No, la vez pasada sí sabían, porque se había publicado que yo me iba a hacer el procedimiento. Esta vez yo les dije: “No, yo voy y vuelvo” a la gente que está conmigo todo el tiempo. Lo quiero hacer como más privado y no involucrar a tanta gente, porque en octubre sufrieron mucho.

¿Cómo te sentiste en octubre, cuando te cancelaron el procedimiento, y cómo te sentís ahora? ¿Sentís lo mismo, te sentís más tranquila?

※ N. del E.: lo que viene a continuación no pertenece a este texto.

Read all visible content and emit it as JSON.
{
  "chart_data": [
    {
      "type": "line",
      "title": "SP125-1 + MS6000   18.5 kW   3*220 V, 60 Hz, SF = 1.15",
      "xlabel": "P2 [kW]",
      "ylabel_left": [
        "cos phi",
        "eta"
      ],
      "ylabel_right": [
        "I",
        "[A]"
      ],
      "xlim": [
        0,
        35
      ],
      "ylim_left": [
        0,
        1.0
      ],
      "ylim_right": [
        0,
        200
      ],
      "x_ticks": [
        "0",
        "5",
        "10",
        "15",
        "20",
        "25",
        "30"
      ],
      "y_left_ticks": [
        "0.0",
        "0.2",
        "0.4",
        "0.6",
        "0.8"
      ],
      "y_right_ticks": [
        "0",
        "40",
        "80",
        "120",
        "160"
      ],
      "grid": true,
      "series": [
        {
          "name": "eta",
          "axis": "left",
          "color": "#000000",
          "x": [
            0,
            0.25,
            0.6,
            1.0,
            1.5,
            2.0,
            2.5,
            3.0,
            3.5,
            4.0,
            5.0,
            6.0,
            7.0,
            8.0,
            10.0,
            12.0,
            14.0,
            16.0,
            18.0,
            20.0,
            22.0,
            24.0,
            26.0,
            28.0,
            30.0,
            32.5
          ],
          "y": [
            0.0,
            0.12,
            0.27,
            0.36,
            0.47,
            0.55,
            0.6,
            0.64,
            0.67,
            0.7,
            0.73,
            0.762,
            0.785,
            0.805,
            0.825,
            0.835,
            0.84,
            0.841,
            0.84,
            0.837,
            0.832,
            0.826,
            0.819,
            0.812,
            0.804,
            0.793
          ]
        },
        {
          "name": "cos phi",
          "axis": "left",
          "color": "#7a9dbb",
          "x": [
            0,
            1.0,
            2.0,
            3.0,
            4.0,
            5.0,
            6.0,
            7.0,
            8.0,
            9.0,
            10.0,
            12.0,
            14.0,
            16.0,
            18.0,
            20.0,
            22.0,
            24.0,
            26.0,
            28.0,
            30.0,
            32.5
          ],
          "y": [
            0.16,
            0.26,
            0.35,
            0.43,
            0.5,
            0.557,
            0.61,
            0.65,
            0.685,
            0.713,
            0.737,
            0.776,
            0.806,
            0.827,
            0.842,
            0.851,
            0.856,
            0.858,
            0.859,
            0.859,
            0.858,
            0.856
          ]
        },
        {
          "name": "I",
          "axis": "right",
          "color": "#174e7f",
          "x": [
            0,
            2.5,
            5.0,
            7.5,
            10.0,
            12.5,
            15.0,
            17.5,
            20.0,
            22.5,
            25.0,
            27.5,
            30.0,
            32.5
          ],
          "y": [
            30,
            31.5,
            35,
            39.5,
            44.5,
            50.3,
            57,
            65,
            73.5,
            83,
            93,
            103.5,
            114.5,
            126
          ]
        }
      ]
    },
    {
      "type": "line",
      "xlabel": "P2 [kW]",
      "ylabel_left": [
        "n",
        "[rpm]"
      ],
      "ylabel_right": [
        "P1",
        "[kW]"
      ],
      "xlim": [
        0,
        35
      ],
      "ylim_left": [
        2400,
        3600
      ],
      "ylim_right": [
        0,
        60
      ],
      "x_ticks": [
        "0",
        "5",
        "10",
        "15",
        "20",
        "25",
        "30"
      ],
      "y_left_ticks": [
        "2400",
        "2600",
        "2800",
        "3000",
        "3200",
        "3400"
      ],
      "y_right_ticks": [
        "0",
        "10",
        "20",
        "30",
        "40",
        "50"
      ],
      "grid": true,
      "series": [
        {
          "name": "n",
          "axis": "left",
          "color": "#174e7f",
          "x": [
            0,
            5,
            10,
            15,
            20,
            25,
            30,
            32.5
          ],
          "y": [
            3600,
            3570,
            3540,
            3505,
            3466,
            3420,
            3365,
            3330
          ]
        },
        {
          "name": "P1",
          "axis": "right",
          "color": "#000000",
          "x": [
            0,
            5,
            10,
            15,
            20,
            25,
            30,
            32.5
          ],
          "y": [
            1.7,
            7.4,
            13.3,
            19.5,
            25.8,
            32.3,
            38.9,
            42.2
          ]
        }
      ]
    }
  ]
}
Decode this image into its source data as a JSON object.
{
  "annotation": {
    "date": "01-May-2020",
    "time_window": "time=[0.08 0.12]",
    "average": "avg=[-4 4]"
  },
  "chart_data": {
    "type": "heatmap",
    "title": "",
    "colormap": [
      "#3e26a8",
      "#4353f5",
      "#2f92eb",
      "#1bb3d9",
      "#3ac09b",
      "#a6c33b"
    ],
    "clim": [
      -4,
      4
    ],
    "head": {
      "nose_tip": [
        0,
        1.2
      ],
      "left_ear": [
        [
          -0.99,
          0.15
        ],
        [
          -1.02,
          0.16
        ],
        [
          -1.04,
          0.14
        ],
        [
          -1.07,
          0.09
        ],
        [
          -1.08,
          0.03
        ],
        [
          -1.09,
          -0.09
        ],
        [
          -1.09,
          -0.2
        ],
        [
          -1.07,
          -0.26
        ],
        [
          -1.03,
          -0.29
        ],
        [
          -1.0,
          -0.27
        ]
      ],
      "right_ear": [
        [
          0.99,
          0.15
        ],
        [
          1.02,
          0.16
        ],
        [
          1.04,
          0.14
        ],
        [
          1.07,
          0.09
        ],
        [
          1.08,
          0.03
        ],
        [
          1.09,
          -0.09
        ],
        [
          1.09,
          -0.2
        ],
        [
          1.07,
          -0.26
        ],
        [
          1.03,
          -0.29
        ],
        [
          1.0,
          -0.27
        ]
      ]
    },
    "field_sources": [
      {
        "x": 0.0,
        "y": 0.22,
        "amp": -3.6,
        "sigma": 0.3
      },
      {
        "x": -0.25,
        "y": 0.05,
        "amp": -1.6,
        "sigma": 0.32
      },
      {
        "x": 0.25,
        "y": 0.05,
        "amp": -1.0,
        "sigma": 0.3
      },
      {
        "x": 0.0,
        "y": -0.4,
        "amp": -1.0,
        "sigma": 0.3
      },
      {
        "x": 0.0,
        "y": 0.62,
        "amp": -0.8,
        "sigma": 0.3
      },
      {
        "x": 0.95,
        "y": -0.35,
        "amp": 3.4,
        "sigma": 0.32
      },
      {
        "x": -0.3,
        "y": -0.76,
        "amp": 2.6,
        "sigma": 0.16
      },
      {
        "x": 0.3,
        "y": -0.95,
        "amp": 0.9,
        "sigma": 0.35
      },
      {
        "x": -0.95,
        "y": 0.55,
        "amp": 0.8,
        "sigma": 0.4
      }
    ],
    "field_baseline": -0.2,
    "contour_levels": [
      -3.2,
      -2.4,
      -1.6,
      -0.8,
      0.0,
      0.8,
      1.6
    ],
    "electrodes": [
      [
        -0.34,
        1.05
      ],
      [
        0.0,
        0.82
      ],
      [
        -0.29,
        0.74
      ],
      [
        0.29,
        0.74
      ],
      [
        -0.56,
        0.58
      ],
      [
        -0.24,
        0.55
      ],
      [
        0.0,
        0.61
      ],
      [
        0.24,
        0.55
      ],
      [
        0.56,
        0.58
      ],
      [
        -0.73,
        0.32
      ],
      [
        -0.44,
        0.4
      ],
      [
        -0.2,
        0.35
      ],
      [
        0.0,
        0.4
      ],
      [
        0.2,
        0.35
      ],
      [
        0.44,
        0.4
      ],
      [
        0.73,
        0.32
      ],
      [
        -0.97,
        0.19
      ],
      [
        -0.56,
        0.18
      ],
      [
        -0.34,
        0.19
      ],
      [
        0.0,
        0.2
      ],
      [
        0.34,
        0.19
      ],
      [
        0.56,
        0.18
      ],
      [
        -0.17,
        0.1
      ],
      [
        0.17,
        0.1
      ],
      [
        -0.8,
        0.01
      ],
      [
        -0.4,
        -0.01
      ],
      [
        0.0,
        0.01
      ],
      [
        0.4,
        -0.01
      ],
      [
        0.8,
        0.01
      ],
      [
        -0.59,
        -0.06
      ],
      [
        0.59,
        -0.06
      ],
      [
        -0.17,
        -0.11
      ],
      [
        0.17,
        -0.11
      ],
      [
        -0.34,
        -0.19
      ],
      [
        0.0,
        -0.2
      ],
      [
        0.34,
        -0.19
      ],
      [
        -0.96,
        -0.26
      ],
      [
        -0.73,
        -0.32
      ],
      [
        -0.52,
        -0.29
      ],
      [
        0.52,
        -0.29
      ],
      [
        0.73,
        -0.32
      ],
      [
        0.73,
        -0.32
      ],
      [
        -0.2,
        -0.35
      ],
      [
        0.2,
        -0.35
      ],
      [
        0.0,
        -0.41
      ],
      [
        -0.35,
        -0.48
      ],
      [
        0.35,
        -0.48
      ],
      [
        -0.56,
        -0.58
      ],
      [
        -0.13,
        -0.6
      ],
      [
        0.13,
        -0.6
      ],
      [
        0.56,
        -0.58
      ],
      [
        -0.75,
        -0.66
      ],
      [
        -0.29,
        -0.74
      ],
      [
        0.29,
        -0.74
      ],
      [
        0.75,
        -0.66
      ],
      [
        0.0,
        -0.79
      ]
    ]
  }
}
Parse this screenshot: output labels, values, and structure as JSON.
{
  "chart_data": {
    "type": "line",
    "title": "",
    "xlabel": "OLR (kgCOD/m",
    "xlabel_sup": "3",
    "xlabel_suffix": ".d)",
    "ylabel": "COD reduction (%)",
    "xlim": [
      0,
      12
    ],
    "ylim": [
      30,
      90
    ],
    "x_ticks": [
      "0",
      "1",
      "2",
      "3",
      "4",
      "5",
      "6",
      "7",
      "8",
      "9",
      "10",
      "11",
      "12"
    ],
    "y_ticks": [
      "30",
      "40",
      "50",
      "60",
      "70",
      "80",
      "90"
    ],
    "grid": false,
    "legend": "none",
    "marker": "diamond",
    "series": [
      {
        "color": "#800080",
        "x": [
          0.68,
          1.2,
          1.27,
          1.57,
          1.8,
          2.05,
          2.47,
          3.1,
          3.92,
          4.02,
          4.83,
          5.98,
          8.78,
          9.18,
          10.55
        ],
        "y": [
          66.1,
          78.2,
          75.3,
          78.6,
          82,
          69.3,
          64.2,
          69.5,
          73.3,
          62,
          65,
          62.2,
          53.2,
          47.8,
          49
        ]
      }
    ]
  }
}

Cuando me lo cancelaron yo dije: “Todo pasa por algo y es cuando Dios quiera, no es cuando Martha Sepúlveda quiera”. Yo dije, bueno, “vámonos”. Yo realmente no creí que la tutela la fueran a aprobar tan rápido. Porque yo le dije a Fede: “No, vámonos” y a esperar. Y resulta que la aprobaron muy rápido, gracias a Dios. Cuando me llamaron nuevamente a decirme que ya la habían aprobado, pues yo les dije eso, les dije: “Mi voluntad sigue siendo la misma, pero voy a esperar unos días”, que eran fin de año. ¿Cómo me siento hoy? Tranquila, tranquila. Agradecida con Dios porque yo creo que él está parando este sufrimiento. Me parece que es una enfermedad muy cruel, uno no poderse mover. Ya uno no disfruta nada. Entonces, pues, yo pienso que uno aquí vino a ser feliz hasta donde se pueda. Es como el temor de que ya te vas a volver a caer y que uno, pues, no puede hacer absolutamente nada por sí misma. Entonces, yo creo que tranquila porque voy a descansar en este momento y ya veo que ahora sí es una realidad que me van a hacer el procedimiento.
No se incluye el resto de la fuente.